GKE clusters with workloads

GKE

Instances

Instances

Storage buckets, BigQuery datasets and Cloud SQL

Data

Customizing your graph

To customize the entities that are displayed in graph, you can create new queries or adapt the examples in the queries/ directory. The query language is based on Gizmo. The graph has two types of predicates: child for parent-child relationships and uses for when a resources is attached or consumes another resource. Subgraph types are the Cloud Asset Inventory asset_types.
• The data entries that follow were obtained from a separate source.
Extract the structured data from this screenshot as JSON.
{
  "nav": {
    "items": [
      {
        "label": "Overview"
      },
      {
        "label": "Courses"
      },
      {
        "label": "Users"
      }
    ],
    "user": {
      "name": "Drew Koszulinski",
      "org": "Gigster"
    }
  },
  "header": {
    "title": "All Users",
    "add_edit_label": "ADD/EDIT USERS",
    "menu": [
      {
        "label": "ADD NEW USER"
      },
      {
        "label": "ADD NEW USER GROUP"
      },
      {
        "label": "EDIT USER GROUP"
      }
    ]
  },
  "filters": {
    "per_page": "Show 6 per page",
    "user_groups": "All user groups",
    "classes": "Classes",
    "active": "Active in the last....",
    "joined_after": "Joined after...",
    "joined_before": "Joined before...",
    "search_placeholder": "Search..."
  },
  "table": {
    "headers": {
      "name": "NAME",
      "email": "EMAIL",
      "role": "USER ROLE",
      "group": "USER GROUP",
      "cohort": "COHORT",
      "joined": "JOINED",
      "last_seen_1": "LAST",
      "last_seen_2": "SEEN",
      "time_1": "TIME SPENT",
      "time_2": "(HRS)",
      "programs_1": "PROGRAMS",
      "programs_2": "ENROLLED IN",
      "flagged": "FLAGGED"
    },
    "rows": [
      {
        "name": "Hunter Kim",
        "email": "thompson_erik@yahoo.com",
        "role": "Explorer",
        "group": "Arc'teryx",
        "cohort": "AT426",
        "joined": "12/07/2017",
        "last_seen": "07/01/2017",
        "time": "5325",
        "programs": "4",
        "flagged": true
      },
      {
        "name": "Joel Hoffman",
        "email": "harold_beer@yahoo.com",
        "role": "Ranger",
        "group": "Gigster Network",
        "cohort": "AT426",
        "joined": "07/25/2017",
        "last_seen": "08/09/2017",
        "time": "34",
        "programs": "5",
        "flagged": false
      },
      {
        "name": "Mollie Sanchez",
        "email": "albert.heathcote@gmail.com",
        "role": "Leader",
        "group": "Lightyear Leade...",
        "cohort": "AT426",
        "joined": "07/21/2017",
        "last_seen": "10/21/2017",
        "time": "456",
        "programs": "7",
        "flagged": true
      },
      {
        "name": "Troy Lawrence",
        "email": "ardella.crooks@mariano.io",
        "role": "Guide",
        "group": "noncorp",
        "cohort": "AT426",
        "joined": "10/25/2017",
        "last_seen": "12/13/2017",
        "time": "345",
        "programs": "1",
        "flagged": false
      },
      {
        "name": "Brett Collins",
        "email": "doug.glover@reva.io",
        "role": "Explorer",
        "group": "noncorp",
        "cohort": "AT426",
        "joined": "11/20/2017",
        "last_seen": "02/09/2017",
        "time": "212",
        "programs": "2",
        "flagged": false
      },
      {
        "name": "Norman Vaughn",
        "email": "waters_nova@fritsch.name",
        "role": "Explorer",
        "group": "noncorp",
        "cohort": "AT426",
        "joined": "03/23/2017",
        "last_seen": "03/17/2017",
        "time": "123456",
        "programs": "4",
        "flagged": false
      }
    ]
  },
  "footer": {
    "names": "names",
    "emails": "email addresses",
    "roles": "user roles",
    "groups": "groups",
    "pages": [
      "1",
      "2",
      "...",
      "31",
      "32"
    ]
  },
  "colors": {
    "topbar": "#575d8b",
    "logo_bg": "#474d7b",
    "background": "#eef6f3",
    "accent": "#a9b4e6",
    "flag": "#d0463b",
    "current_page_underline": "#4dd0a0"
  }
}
You can customize your graph styling by editing the following files:

  • relations.yaml: contains jsonpath mappings that build uses relationships between objects.
  • style.yaml: contains graph, node and edge styles (you can override these styles using -graph-parameter or just make a new style file)
  • labels.yaml: contains formatting for node labels and clickable links.

Cool tips

  • You can visualize multiple organizations by combining resource inventories (and modifying the queries a little bit).
  • The queries have some filtering in place (empty projects, etc.), you can remove it.
  • You can also start from any other node than organization root by changing the query root (see one-project-example.js and pass the project via -query-parameters "project=//cloudresourcemanager.googleapis.com/projects/PROJECT_ID")
  • A Gitlab sample pipeline has been included.
  • A Cloud Asset Inventory export can contain some sensitive information. A simple tool, called redactor.py, has been included to remove some fields from the export.
  • A few asset types have clickable links in a SVG! Try it out.